08 Nisan 2020 23:20
T24 Ekonomi
Dünyanın önde gelen vergi, denetim ve danışmanlık kurumlarından KPMG’nin Türkiye şirket ortağı, eski Maliye Başmüfettişi ve Ekonomi Bakanlığı Danışmanı Emrah Akın, Koronavirüs salgınıyla ekonomide sarsılan gelişmelere karşı atılması gereken “maliye politikası” önlemlerine işaret ederken, vergi ve prim ödemeleri ertelemesi gibi alanlarda sektör ayrımına son verilerek “bütün sektörleri kapsayan bir mücbir sebep halinin ilan edilmesi” gerektiğini söyledi.

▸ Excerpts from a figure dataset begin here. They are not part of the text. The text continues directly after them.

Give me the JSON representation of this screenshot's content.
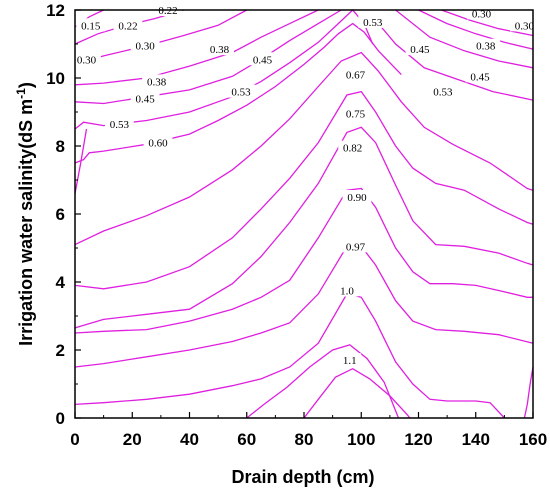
{
  "chart_data": {
    "type": "contour",
    "xlabel": "Drain depth (cm)",
    "ylabel_main": "Irrigation water salinity(dS m",
    "ylabel_sup": "-1",
    "ylabel_close": ")",
    "xlim": [
      0,
      160
    ],
    "ylim": [
      0,
      12
    ],
    "x_ticks": [
      0,
      20,
      40,
      60,
      80,
      100,
      120,
      140,
      160
    ],
    "y_ticks": [
      0,
      2,
      4,
      6,
      8,
      10,
      12
    ],
    "line_color": "#e020e0",
    "grid": false,
    "contours": [
      {
        "level": "0.15",
        "points": [
          [
            0,
            11.5
          ],
          [
            5,
            11.8
          ],
          [
            10,
            12.0
          ]
        ]
      },
      {
        "level": "0.22",
        "points": [
          [
            0,
            11.0
          ],
          [
            8,
            11.3
          ],
          [
            18,
            11.55
          ],
          [
            28,
            11.75
          ],
          [
            38,
            12.0
          ]
        ]
      },
      {
        "level": "0.30",
        "points": [
          [
            0,
            10.4
          ],
          [
            10,
            10.65
          ],
          [
            25,
            10.95
          ],
          [
            38,
            11.25
          ],
          [
            50,
            11.55
          ],
          [
            60,
            12.0
          ]
        ]
      },
      {
        "level": "0.38",
        "points": [
          [
            0,
            9.8
          ],
          [
            10,
            9.85
          ],
          [
            25,
            10.0
          ],
          [
            40,
            10.35
          ],
          [
            55,
            10.75
          ],
          [
            65,
            11.2
          ],
          [
            75,
            11.6
          ],
          [
            85,
            12.0
          ]
        ]
      },
      {
        "level": "0.45",
        "points": [
          [
            0,
            9.3
          ],
          [
            10,
            9.25
          ],
          [
            25,
            9.45
          ],
          [
            40,
            9.65
          ],
          [
            55,
            10.05
          ],
          [
            65,
            10.55
          ],
          [
            75,
            11.1
          ],
          [
            85,
            11.6
          ],
          [
            93,
            12.0
          ]
        ]
      },
      {
        "level": "0.53",
        "points": [
          [
            0,
            8.5
          ],
          [
            3,
            8.7
          ],
          [
            10,
            8.6
          ],
          [
            25,
            8.75
          ],
          [
            40,
            9.0
          ],
          [
            55,
            9.45
          ],
          [
            65,
            9.9
          ],
          [
            75,
            10.45
          ],
          [
            85,
            11.05
          ],
          [
            92,
            11.6
          ],
          [
            97,
            12.0
          ],
          [
            101,
            11.6
          ],
          [
            104,
            11.0
          ]
        ]
      },
      {
        "level": "0.60",
        "points": [
          [
            0,
            7.5
          ],
          [
            3,
            7.6
          ],
          [
            5,
            7.8
          ],
          [
            10,
            7.85
          ],
          [
            25,
            8.05
          ],
          [
            40,
            8.35
          ],
          [
            50,
            8.75
          ],
          [
            60,
            9.2
          ],
          [
            70,
            9.75
          ],
          [
            80,
            10.4
          ],
          [
            87,
            10.9
          ],
          [
            92,
            11.3
          ],
          [
            97,
            11.6
          ],
          [
            101,
            11.35
          ],
          [
            106,
            10.8
          ],
          [
            114,
            10.1
          ]
        ]
      },
      {
        "level": "0.67",
        "points": [
          [
            0,
            5.1
          ],
          [
            10,
            5.5
          ],
          [
            25,
            5.95
          ],
          [
            40,
            6.5
          ],
          [
            55,
            7.3
          ],
          [
            65,
            8.0
          ],
          [
            75,
            8.8
          ],
          [
            85,
            9.75
          ],
          [
            93,
            10.5
          ],
          [
            100,
            10.75
          ],
          [
            106,
            10.2
          ],
          [
            114,
            9.3
          ],
          [
            122,
            8.55
          ],
          [
            132,
            8.05
          ],
          [
            145,
            7.5
          ],
          [
            158,
            6.75
          ],
          [
            160,
            6.7
          ]
        ]
      },
      {
        "level": "0.75",
        "points": [
          [
            0,
            3.9
          ],
          [
            10,
            3.8
          ],
          [
            25,
            4.0
          ],
          [
            40,
            4.45
          ],
          [
            55,
            5.3
          ],
          [
            65,
            6.15
          ],
          [
            75,
            7.05
          ],
          [
            85,
            8.1
          ],
          [
            95,
            9.5
          ],
          [
            100,
            9.6
          ],
          [
            105,
            9.0
          ],
          [
            112,
            8.0
          ],
          [
            118,
            7.35
          ],
          [
            126,
            6.9
          ],
          [
            136,
            6.7
          ],
          [
            148,
            6.15
          ],
          [
            158,
            5.75
          ],
          [
            160,
            5.7
          ]
        ]
      },
      {
        "level": "0.82",
        "points": [
          [
            0,
            2.65
          ],
          [
            10,
            2.9
          ],
          [
            25,
            3.05
          ],
          [
            40,
            3.2
          ],
          [
            55,
            3.95
          ],
          [
            65,
            4.75
          ],
          [
            75,
            5.75
          ],
          [
            85,
            6.9
          ],
          [
            95,
            8.4
          ],
          [
            100,
            8.55
          ],
          [
            105,
            8.1
          ],
          [
            112,
            6.85
          ],
          [
            118,
            5.8
          ],
          [
            126,
            5.1
          ],
          [
            136,
            5.05
          ],
          [
            148,
            4.85
          ],
          [
            158,
            4.55
          ],
          [
            160,
            4.5
          ]
        ]
      },
      {
        "level": "0.90",
        "points": [
          [
            0,
            2.5
          ],
          [
            10,
            2.55
          ],
          [
            25,
            2.6
          ],
          [
            40,
            2.85
          ],
          [
            55,
            3.2
          ],
          [
            65,
            3.55
          ],
          [
            75,
            4.05
          ],
          [
            85,
            5.3
          ],
          [
            95,
            6.7
          ],
          [
            100,
            6.75
          ],
          [
            105,
            6.2
          ],
          [
            112,
            5.0
          ],
          [
            118,
            4.3
          ],
          [
            124,
            3.95
          ],
          [
            132,
            3.95
          ],
          [
            140,
            3.9
          ],
          [
            148,
            3.75
          ],
          [
            158,
            3.55
          ],
          [
            160,
            3.55
          ]
        ]
      },
      {
        "level": "0.97",
        "points": [
          [
            0,
            1.5
          ],
          [
            10,
            1.6
          ],
          [
            25,
            1.8
          ],
          [
            40,
            2.0
          ],
          [
            55,
            2.25
          ],
          [
            65,
            2.5
          ],
          [
            75,
            2.8
          ],
          [
            85,
            3.65
          ],
          [
            95,
            5.05
          ],
          [
            100,
            5.05
          ],
          [
            105,
            4.5
          ],
          [
            112,
            3.45
          ],
          [
            118,
            2.85
          ],
          [
            126,
            2.6
          ],
          [
            136,
            2.55
          ],
          [
            148,
            2.45
          ],
          [
            160,
            2.2
          ]
        ]
      },
      {
        "level": "1.0",
        "points": [
          [
            0,
            0.4
          ],
          [
            10,
            0.45
          ],
          [
            25,
            0.55
          ],
          [
            40,
            0.7
          ],
          [
            55,
            0.95
          ],
          [
            65,
            1.15
          ],
          [
            75,
            1.5
          ],
          [
            85,
            2.2
          ],
          [
            95,
            3.65
          ],
          [
            100,
            3.55
          ],
          [
            105,
            2.85
          ],
          [
            112,
            1.65
          ],
          [
            118,
            1.0
          ],
          [
            124,
            0.55
          ],
          [
            130,
            0.5
          ],
          [
            140,
            0.5
          ],
          [
            145,
            0.45
          ],
          [
            150,
            0.0
          ]
        ]
      },
      {
        "level": "1.1",
        "points": [
          [
            60,
            0.0
          ],
          [
            66,
            0.4
          ],
          [
            74,
            0.9
          ],
          [
            82,
            1.5
          ],
          [
            90,
            2.0
          ],
          [
            96,
            2.15
          ],
          [
            102,
            1.75
          ],
          [
            108,
            1.05
          ],
          [
            113,
            0.0
          ]
        ]
      },
      {
        "level": "",
        "points": [
          [
            80,
            0.0
          ],
          [
            85,
            0.55
          ],
          [
            91,
            1.2
          ],
          [
            97,
            1.45
          ],
          [
            103,
            1.15
          ],
          [
            110,
            0.65
          ],
          [
            116,
            0.1
          ],
          [
            117,
            0.0
          ]
        ]
      },
      {
        "level": "",
        "points": [
          [
            0,
            6.6
          ],
          [
            2,
            7.5
          ],
          [
            4,
            8.5
          ]
        ]
      },
      {
        "level": "",
        "points": [
          [
            157,
            0.0
          ],
          [
            158,
            0.4
          ],
          [
            159,
            1.0
          ],
          [
            160,
            1.5
          ]
        ]
      },
      {
        "level": "0.30",
        "points": [
          [
            120,
            12.0
          ],
          [
            130,
            11.6
          ],
          [
            140,
            11.3
          ],
          [
            150,
            11.05
          ],
          [
            160,
            10.85
          ]
        ]
      },
      {
        "level": "0.30",
        "points": [
          [
            128,
            12.0
          ],
          [
            138,
            11.7
          ],
          [
            148,
            11.45
          ],
          [
            160,
            11.25
          ]
        ]
      },
      {
        "level": "0.38",
        "points": [
          [
            112,
            12.0
          ],
          [
            124,
            11.2
          ],
          [
            136,
            10.8
          ],
          [
            148,
            10.5
          ],
          [
            160,
            10.3
          ]
        ]
      },
      {
        "level": "0.45",
        "points": [
          [
            104,
            11.8
          ],
          [
            112,
            11.0
          ],
          [
            122,
            10.3
          ],
          [
            134,
            9.95
          ],
          [
            146,
            9.6
          ],
          [
            160,
            9.35
          ]
        ]
      }
    ],
    "label_positions": [
      {
        "text": "0.15",
        "x": 5.5,
        "y": 11.55
      },
      {
        "text": "0.22",
        "x": 18.5,
        "y": 11.55
      },
      {
        "text": "0.22",
        "x": 32.5,
        "y": 12.0
      },
      {
        "text": "0.30",
        "x": 4,
        "y": 10.55
      },
      {
        "text": "0.30",
        "x": 24.5,
        "y": 10.95
      },
      {
        "text": "0.38",
        "x": 28.5,
        "y": 9.9
      },
      {
        "text": "0.38",
        "x": 50.5,
        "y": 10.85
      },
      {
        "text": "0.45",
        "x": 24.5,
        "y": 9.4
      },
      {
        "text": "0.45",
        "x": 65.5,
        "y": 10.55
      },
      {
        "text": "0.53",
        "x": 15.5,
        "y": 8.65
      },
      {
        "text": "0.53",
        "x": 58,
        "y": 9.6
      },
      {
        "text": "0.60",
        "x": 29,
        "y": 8.1
      },
      {
        "text": "0.53",
        "x": 104,
        "y": 11.65
      },
      {
        "text": "0.45",
        "x": 120.5,
        "y": 10.85
      },
      {
        "text": "0.53",
        "x": 128.5,
        "y": 9.6
      },
      {
        "text": "0.45",
        "x": 141.5,
        "y": 10.05
      },
      {
        "text": "0.38",
        "x": 143.5,
        "y": 10.95
      },
      {
        "text": "0.30",
        "x": 142,
        "y": 11.9
      },
      {
        "text": "0.30",
        "x": 157,
        "y": 11.55
      },
      {
        "text": "0.67",
        "x": 98,
        "y": 10.1
      },
      {
        "text": "0.75",
        "x": 98,
        "y": 8.95
      },
      {
        "text": "0.82",
        "x": 97,
        "y": 7.95
      },
      {
        "text": "0.90",
        "x": 98.5,
        "y": 6.5
      },
      {
        "text": "0.97",
        "x": 98,
        "y": 5.05
      },
      {
        "text": "1.0",
        "x": 95,
        "y": 3.75
      },
      {
        "text": "1.1",
        "x": 96,
        "y": 1.7
      }
    ]
  }
}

Kamudaki görevleri sırasında teşvik politikaları konusunda da çalışmalar yapan Emrah Akın, istihdamın kriz döneminde teşviki için “asgari ücret üzerinden alınan gelir vergisi stopajının 2020 sonuna kadar tahakkuk ettirilmemesi, asgari ücret dışındaki diğer gelir vergisi bantlarında yer alan ücretler için 5-10 puan civarında indirim yapılması, SGK primlerinin indirimli tahsil edilmesi”nin de aralarında bulunduğu bir dizi tedbir önerdi.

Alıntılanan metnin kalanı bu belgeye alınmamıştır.